The WHO suggested in June that men should avoid sex or use protection for eight weeks after coming back from visits to affected places if they did not show symptoms.
“Mounting evidence has shown that sexual transmission of Zika virus is possible and more common than previously assumed,” the WHO said in guidelines released Tuesday.
Zika is primarily a mosquito-borne virus that causes no symptoms in four out of five of those affected.
But if pregnant women are infected, they face a higher risk of having a baby with head and brain defects, a condition known as microcephaly.
The WHO also recommended on Tuesday that people in Zika-hit areas be offered a full range of contraception options in order “to make an informed choice about whether and when to become pregnant.”
The Zika virus can live in eyes, researchers meanwhile said Tuesday, after conducting experiments on mice that may explain why some patients develop ocular disease and in some cases become blind.
The study, published in the journal Cell Reports, studied the effects of Zika virus infection in the eyes of fetal, newborn and adult mice.
“Our study suggests that the eye could be a reservoir for Zika virus,” said Michael Diamond, a professor at the Washington University School of Medicine in St. Louis who is one of the study’s senior authors.
“We need to consider whether people with Zika have infectious virus in their eyes and how long it actually persists,” he added, noting that patients could spread the infection through their tears.
The researchers are planning to expand their study to include humans infected with Zika virus.
Zika causes only mild symptoms such as fever and a rash for most people but pregnant women who catch it can give birth to babies with microcephaly, a deformation marked by abnormally small brains and heads.

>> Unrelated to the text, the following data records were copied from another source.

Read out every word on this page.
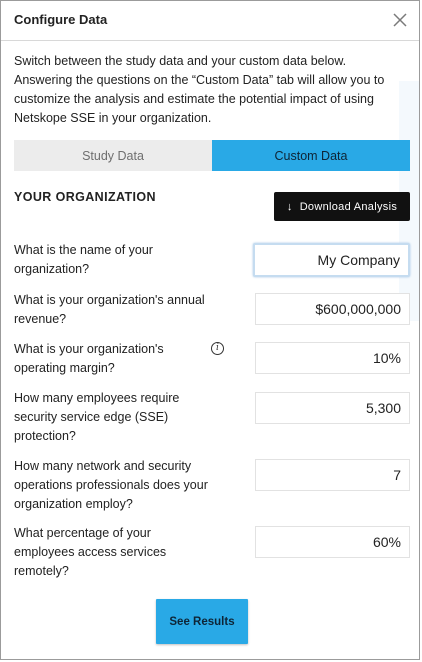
Configure Data
Switch between the study data and your custom data below. Answering the questions on the “Custom Data” tab will allow you to customize the analysis and estimate the potential impact of using Netskope SSE in your organization.
Study Data	Custom Data
YOUR ORGANIZATION
↓ Download Analysis
What is the name of your organization?
My Company
What is your organization's annual revenue?
$600,000,000
What is your organization's operating margin?
i
10%
How many employees require security service edge (SSE) protection?
5,300
How many network and security operations professionals does your organization employ?
7
What percentage of your employees access services remotely?
60%
See Results
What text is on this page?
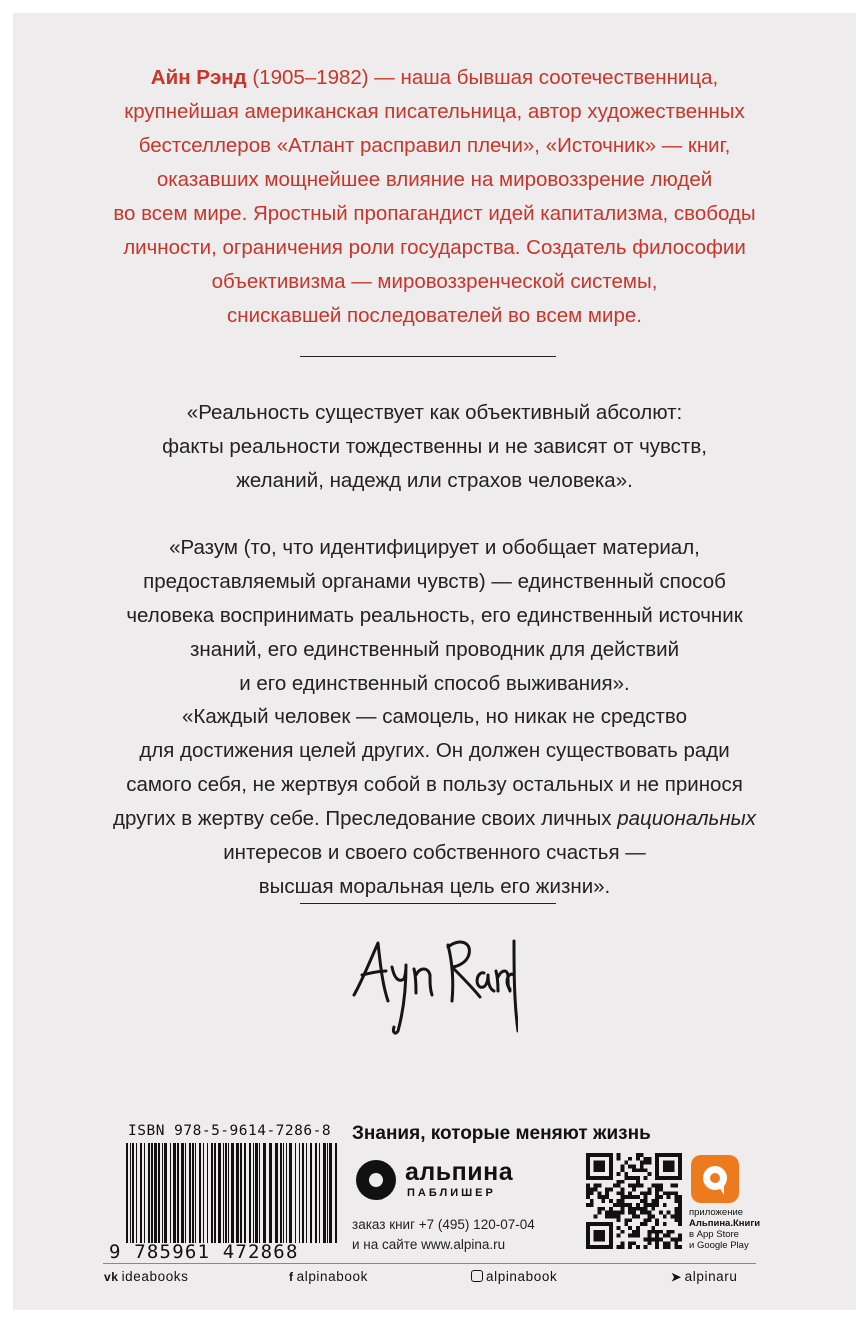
Айн Рэнд (1905–1982) — наша бывшая соотечественница,
крупнейшая американская писательница, автор художественных
бестселлеров «Атлант расправил плечи», «Источник» — книг,
оказавших мощнейшее влияние на мировоззрение людей
во всем мире. Яростный пропагандист идей капитализма, свободы
личности, ограничения роли государства. Создатель философии
объективизма — мировоззренческой системы,
снискавшей последователей во всем мире.
«Реальность существует как объективный абсолют:
факты реальности тождественны и не зависят от чувств,
желаний, надежд или страхов человека».
«Разум (то, что идентифицирует и обобщает материал,
предоставляемый органами чувств) — единственный способ
человека воспринимать реальность, его единственный источник
знаний, его единственный проводник для действий
и его единственный способ выживания».
«Каждый человек — самоцель, но никак не средство
для достижения целей других. Он должен существовать ради
самого себя, не жертвуя собой в пользу остальных и не принося
других в жертву себе. Преследование своих личных рациональных
интересов и своего собственного счастья —
высшая моральная цель его жизни».
ISBN 978-5-9614-7286-8
9 785961 472868
Знания, которые меняют жизнь
альпина
ПАБЛИШЕР
заказ книг +7 (495) 120-07-04
и на сайте www.alpina.ru
приложение
Альпина.Книги
в App Store
и Google Play
vk ideabooks	f alpinabook	alpinabook	➤ alpinaru
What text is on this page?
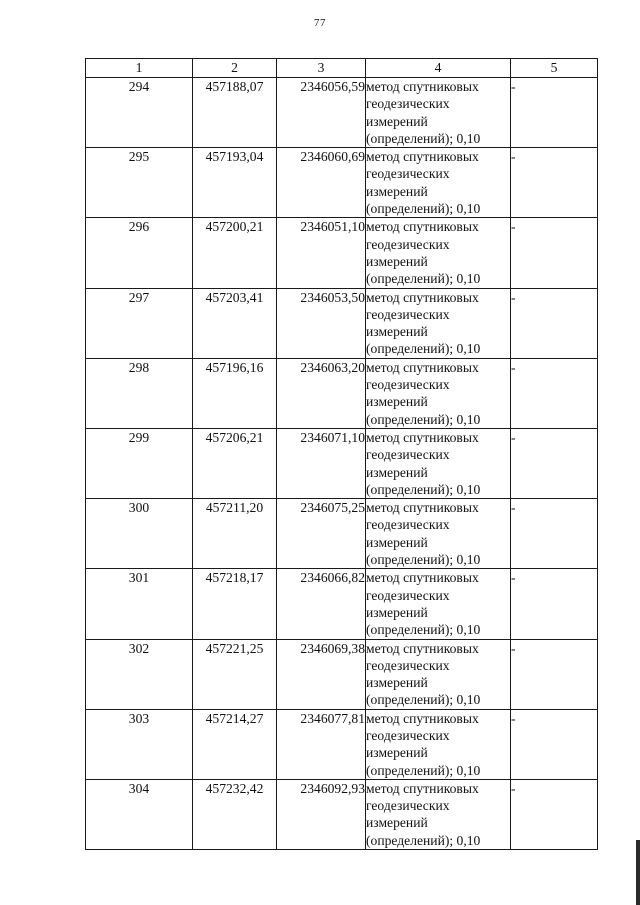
77
1	2	3	4	5
294	457188,07	2346056,59	метод спутниковых
геодезических
измерений
(определений); 0,10	-
295	457193,04	2346060,69	метод спутниковых
геодезических
измерений
(определений); 0,10	-
296	457200,21	2346051,10	метод спутниковых
геодезических
измерений
(определений); 0,10	-
297	457203,41	2346053,50	метод спутниковых
геодезических
измерений
(определений); 0,10	-
298	457196,16	2346063,20	метод спутниковых
геодезических
измерений
(определений); 0,10	-
299	457206,21	2346071,10	метод спутниковых
геодезических
измерений
(определений); 0,10	-
300	457211,20	2346075,25	метод спутниковых
геодезических
измерений
(определений); 0,10	-
301	457218,17	2346066,82	метод спутниковых
геодезических
измерений
(определений); 0,10	-
302	457221,25	2346069,38	метод спутниковых
геодезических
измерений
(определений); 0,10	-
303	457214,27	2346077,81	метод спутниковых
геодезических
измерений
(определений); 0,10	-
304	457232,42	2346092,93	метод спутниковых
геодезических
измерений
(определений); 0,10	-
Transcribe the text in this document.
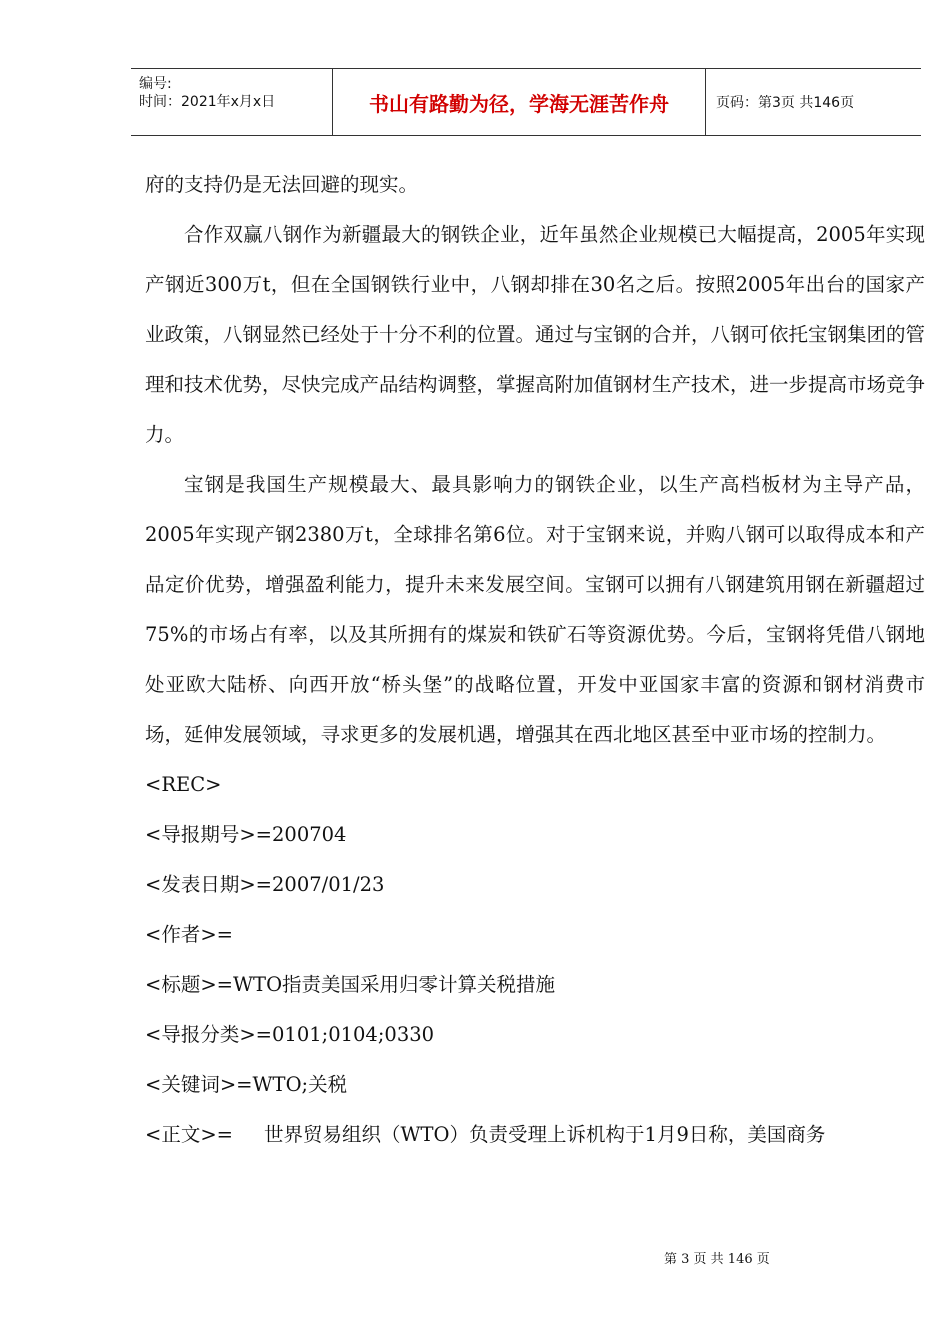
编号:
时间：2021年x月x日	书山有路勤为径，学海无涯苦作舟	页码：第3页 共146页

府的支持仍是无法回避的现实。

合作双赢八钢作为新疆最大的钢铁企业，近年虽然企业规模已大幅提高，2005年实现产钢近300万t，但在全国钢铁行业中，八钢却排在30名之后。按照2005年出台的国家产业政策，八钢显然已经处于十分不利的位置。通过与宝钢的合并，八钢可依托宝钢集团的管理和技术优势，尽快完成产品结构调整，掌握高附加值钢材生产技术，进一步提高市场竞争力。

宝钢是我国生产规模最大、最具影响力的钢铁企业，以生产高档板材为主导产品，2005年实现产钢2380万t，全球排名第6位。对于宝钢来说，并购八钢可以取得成本和产品定价优势，增强盈利能力，提升未来发展空间。宝钢可以拥有八钢建筑用钢在新疆超过75%的市场占有率，以及其所拥有的煤炭和铁矿石等资源优势。今后，宝钢将凭借八钢地处亚欧大陆桥、向西开放“桥头堡”的战略位置，开发中亚国家丰富的资源和钢材消费市场，延伸发展领域，寻求更多的发展机遇，增强其在西北地区甚至中亚市场的控制力。

<REC>

<导报期号>=200704

<发表日期>=2007/01/23

<作者>=

<标题>=WTO指责美国采用归零计算关税措施

<导报分类>=0101;0104;0330

<关键词>=WTO;关税

<正文>=     世界贸易组织（WTO）负责受理上诉机构于1月9日称，美国商务

第 3 页 共 146 页
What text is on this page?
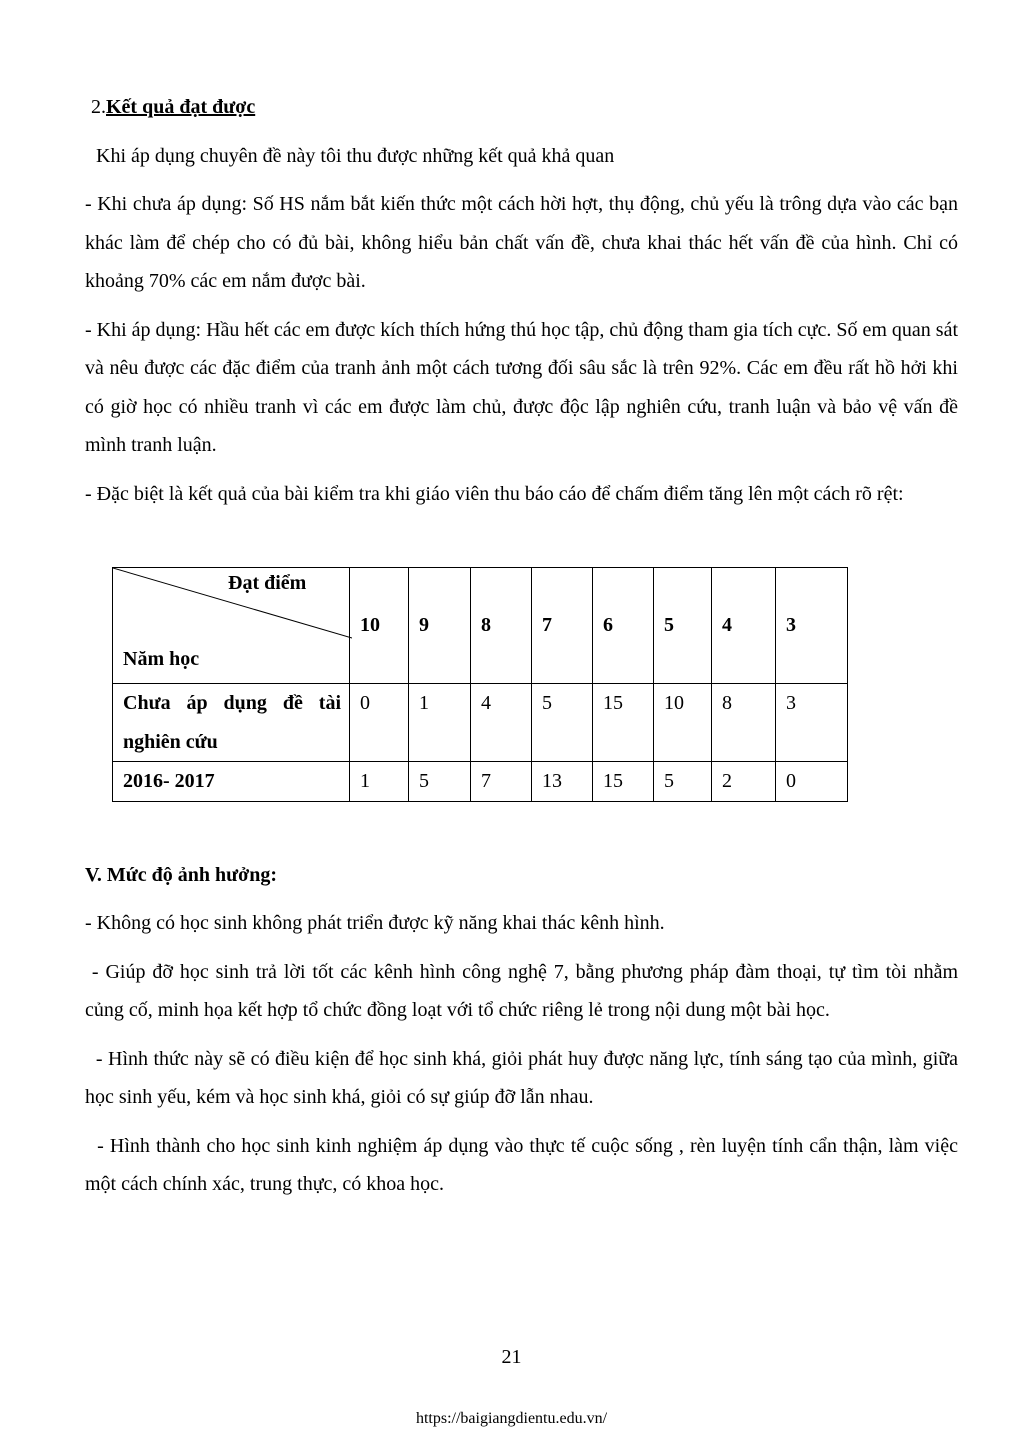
2.Kết quả đạt được

Khi áp dụng chuyên đề này tôi thu được những kết quả khả quan

- Khi chưa áp dụng: Số HS nắm bắt kiến thức một cách hời hợt, thụ động, chủ yếu là trông dựa vào các bạn khác làm để chép cho có đủ bài, không hiểu bản chất vấn đề, chưa khai thác hết vấn đề của hình. Chỉ có khoảng 70% các em nắm được bài.

- Khi áp dụng: Hầu hết các em được kích thích hứng thú học tập, chủ động tham gia tích cực. Số em quan sát và nêu được các đặc điểm của tranh ảnh một cách tương đối sâu sắc là trên 92%. Các em đều rất hồ hởi khi có giờ học có nhiều tranh vì các em được làm chủ, được độc lập nghiên cứu, tranh luận và bảo vệ vấn đề mình tranh luận.

- Đặc biệt là kết quả của bài kiểm tra khi giáo viên thu báo cáo để chấm điểm tăng lên một cách rõ rệt:

Đạt điểm
Năm học	10	9	8	7	6	5	4	3
Chưa áp dụng đề tài nghiên cứu	0	1	4	5	15	10	8	3
2016- 2017	1	5	7	13	15	5	2	0

V. Mức độ ảnh hưởng:

- Không có học sinh không phát triển được kỹ năng khai thác kênh hình.

- Giúp đỡ học sinh trả lời tốt các kênh hình công nghệ 7, bằng phương pháp đàm thoại, tự tìm tòi nhằm củng cố, minh họa kết hợp tổ chức đồng loạt với tổ chức riêng lẻ trong nội dung một bài học.

- Hình thức này sẽ có điều kiện để học sinh khá, giỏi phát huy được năng lực, tính sáng tạo của mình, giữa học sinh yếu, kém và học sinh khá, giỏi có sự giúp đỡ lẫn nhau.

- Hình thành cho học sinh kinh nghiệm áp dụng vào thực tế cuộc sống , rèn luyện tính cẩn thận, làm việc một cách chính xác, trung thực, có khoa học.

21
https://baigiangdientu.edu.vn/
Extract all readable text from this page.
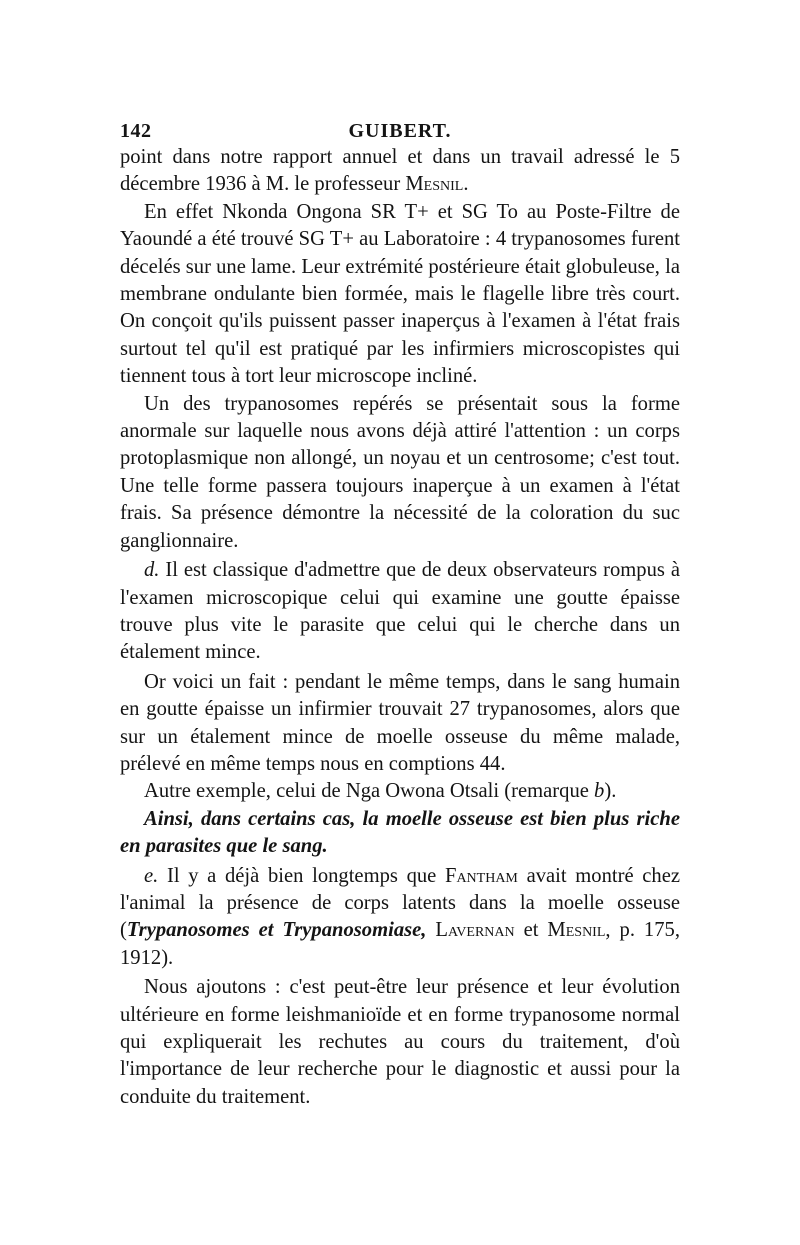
142	GUIBERT.

point dans notre rapport annuel et dans un travail adressé le 5 décembre 1936 à M. le professeur Mesnil.

En effet Nkonda Ongona SR T+ et SG To au Poste-Filtre de Yaoundé a été trouvé SG T+ au Laboratoire : 4 trypanosomes furent décelés sur une lame. Leur extrémité postérieure était globuleuse, la membrane ondulante bien formée, mais le flagelle libre très court. On conçoit qu'ils puissent passer inaperçus à l'examen à l'état frais surtout tel qu'il est pratiqué par les infirmiers microscopistes qui tiennent tous à tort leur microscope incliné.

Un des trypanosomes repérés se présentait sous la forme anormale sur laquelle nous avons déjà attiré l'attention : un corps protoplasmique non allongé, un noyau et un centrosome; c'est tout. Une telle forme passera toujours inaperçue à un examen à l'état frais. Sa présence démontre la nécessité de la coloration du suc ganglionnaire.

d. Il est classique d'admettre que de deux observateurs rompus à l'examen microscopique celui qui examine une goutte épaisse trouve plus vite le parasite que celui qui le cherche dans un étalement mince.

Or voici un fait : pendant le même temps, dans le sang humain en goutte épaisse un infirmier trouvait 27 trypanosomes, alors que sur un étalement mince de moelle osseuse du même malade, prélevé en même temps nous en comptions 44.

Autre exemple, celui de Nga Owona Otsali (remarque b).

Ainsi, dans certains cas, la moelle osseuse est bien plus riche en parasites que le sang.

e. Il y a déjà bien longtemps que Fantham avait montré chez l'animal la présence de corps latents dans la moelle osseuse (Trypanosomes et Trypanosomiase, Lavernan et Mesnil, p. 175, 1912).

Nous ajoutons : c'est peut-être leur présence et leur évolution ultérieure en forme leishmanioïde et en forme trypanosome normal qui expliquerait les rechutes au cours du traitement, d'où l'importance de leur recherche pour le diagnostic et aussi pour la conduite du traitement.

One third of babies infected with Zika in utero have eye disease such as inflammation of the optic nerve, retinal damage or blindness, the researchers said.
In adults, Zika can cause conjunctivitis, also known as pink eye, and in some rare cases uveitis, a condition in which part of the eye wall becomes inflamed. It can lead to permanent vision loss.
In conducting the study, researchers infected mice under the skin, similar to the way a human would be infected by a mosquito.
They found live Zika virus in the rodents’ eyes seven days later.
Infection in the eyes means it’s possible people can become infected with Zika simply through touching contaminated tears.
It’s still not clear how the Zika virus makes its way to the eyes. One possibility is that it crosses “the blood-retina barrier that separates the eye from the bloodstream, traveling along the optic nerve that connects the brain and the eye,” researchers said in a statement.
Researchers found genetic material from Zika in the tears of infected mice 28 days after infection — though not the virus itself.
“Even though we didn’t find live virus in mouse tears, that doesn’t mean that it couldn’t be infectious in humans,” said lead author Jonathan Miner, who teaches medicine at Washington University.
“There could be a window of time when tears are highly infectious and people are coming in contact with it and able to spread it.”